2. Privacidade e exposição pública não são sinônimos
Estar em um local público não significa abrir mão do direito à imagem. A legislação brasileira é clara: qualquer pessoa tem direito de controlar o uso de sua imagem e voz, e a divulgação não autorizada, mesmo em tom de humor, pode gerar indenização.
3. Criadores precisam de responsabilidade editorial
Com a profissionalização dos influenciadores, é fundamental que os canais adotem critérios editoriais semelhantes aos da mídia tradicional, incluindo revisões éticas e jurídicas antes da publicação. A busca por engajamento não pode justificar práticas abusivas.
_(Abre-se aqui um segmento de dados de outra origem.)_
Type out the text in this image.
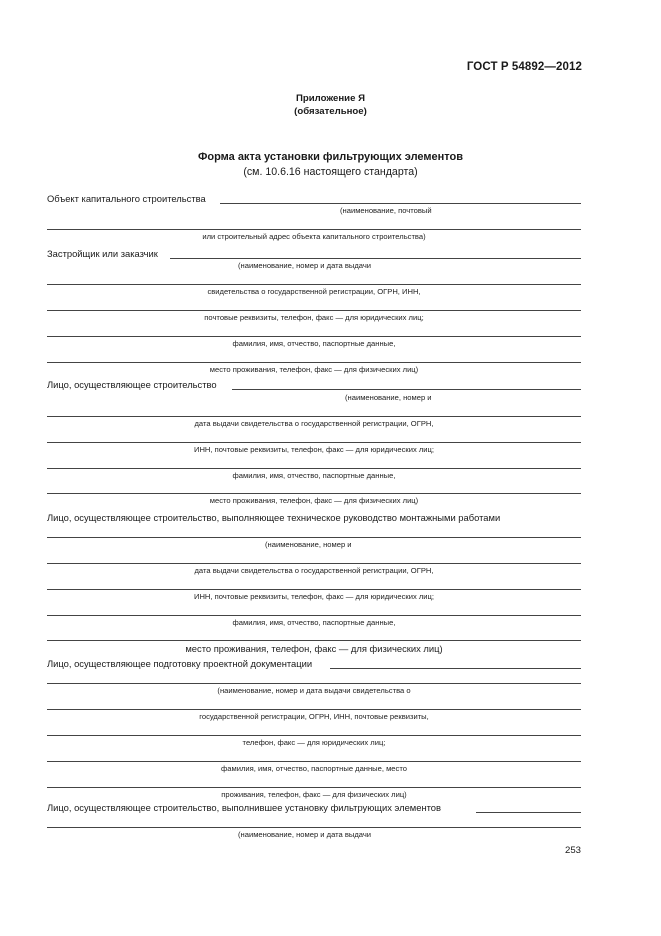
ГОСТ Р 54892—2012
Приложение Я
(обязательное)
Форма акта установки фильтрующих элементов
(см. 10.6.16 настоящего стандарта)
Объект капитального строительства
(наименование, почтовый
или строительный адрес объекта капитального строительства)
Застройщик или заказчик
(наименование, номер и дата выдачи
свидетельства о государственной регистрации, ОГРН, ИНН,
почтовые реквизиты, телефон, факс — для юридических лиц;
фамилия, имя, отчество, паспортные данные,
место проживания, телефон, факс — для физических лиц)
Лицо, осуществляющее строительство
(наименование, номер и
дата выдачи свидетельства о государственной регистрации, ОГРН,
ИНН, почтовые реквизиты, телефон, факс — для юридических лиц;
фамилия, имя, отчество, паспортные данные,
место проживания, телефон, факс — для физических лиц)
Лицо, осуществляющее строительство, выполняющее техническое руководство монтажными работами
(наименование, номер и
дата выдачи свидетельства о государственной регистрации, ОГРН,
ИНН, почтовые реквизиты, телефон, факс — для юридических лиц;
фамилия, имя, отчество, паспортные данные,
место проживания, телефон, факс — для физических лиц)
Лицо, осуществляющее подготовку проектной документации
(наименование, номер и дата выдачи свидетельства о
государственной регистрации, ОГРН, ИНН, почтовые реквизиты,
телефон, факс — для юридических лиц;
фамилия, имя, отчество, паспортные данные, место
проживания, телефон, факс — для физических лиц)
Лицо, осуществляющее строительство, выполнившее установку фильтрующих элементов
(наименование, номер и дата выдачи
253
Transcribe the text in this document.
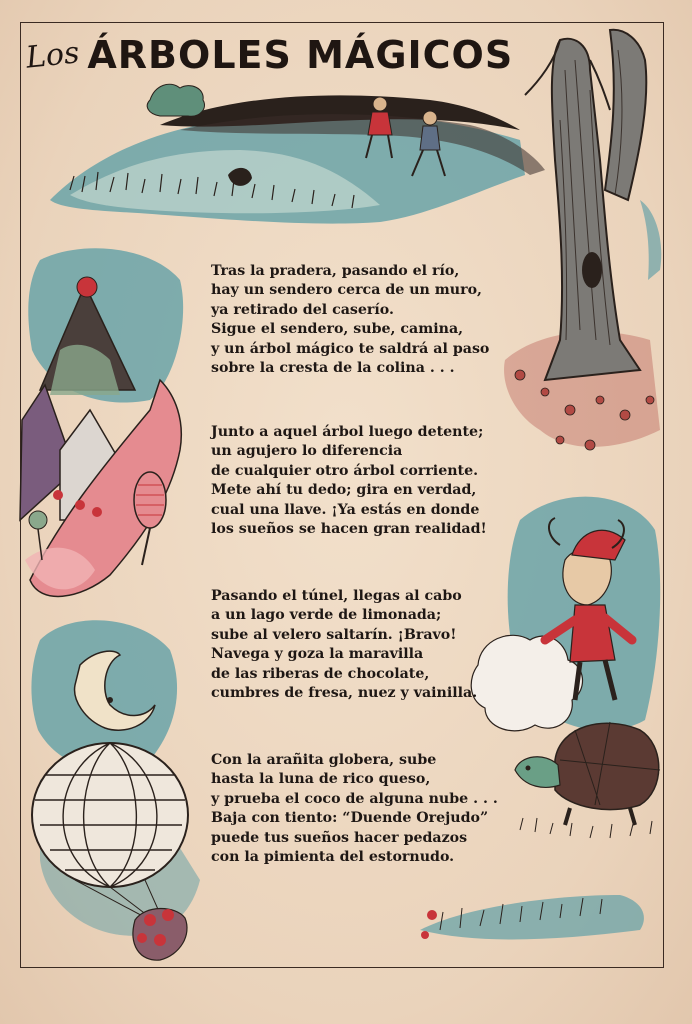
Los ÁRBOLES MÁGICOS
Tras la pradera, pasando el río,
hay un sendero cerca de un muro,
ya retirado del caserío.
Sigue el sendero, sube, camina,
y un árbol mágico te saldrá al paso
sobre la cresta de la colina . . .
Junto a aquel árbol luego detente;
un agujero lo diferencia
de cualquier otro árbol corriente.
Mete ahí tu dedo; gira en verdad,
cual una llave. ¡Ya estás en donde
los sueños se hacen gran realidad!
Pasando el túnel, llegas al cabo
a un lago verde de limonada;
sube al velero saltarín. ¡Bravo!
Navega y goza la maravilla
de las riberas de chocolate,
cumbres de fresa, nuez y vainilla.
Con la arañita globera, sube
hasta la luna de rico queso,
y prueba el coco de alguna nube . . .
Baja con tiento: “Duende Orejudo”
puede tus sueños hacer pedazos
con la pimienta del estornudo.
4. O público também tem papel ativo
Os espectadores, ao consumir e compartilhar vídeos de pegadinhas, alimentam o ciclo de viralização. A conscientização coletiva sobre os impactos desses conteúdos pode ajudar a reduzir o incentivo para produções que exploram pessoas vulneráveis.
Resumindo, o caso do youtuber Rafael Chocolate marca um divisor de águas nas pegadinhas na internet, destacando a necessidade de responsabilidade ética e consciência social no humor digital. Desse modo, mais que entretenimento, o público exige respeito. O episódio reforça que as redes têm peso jurídico e emocional, e não estão fora da lei.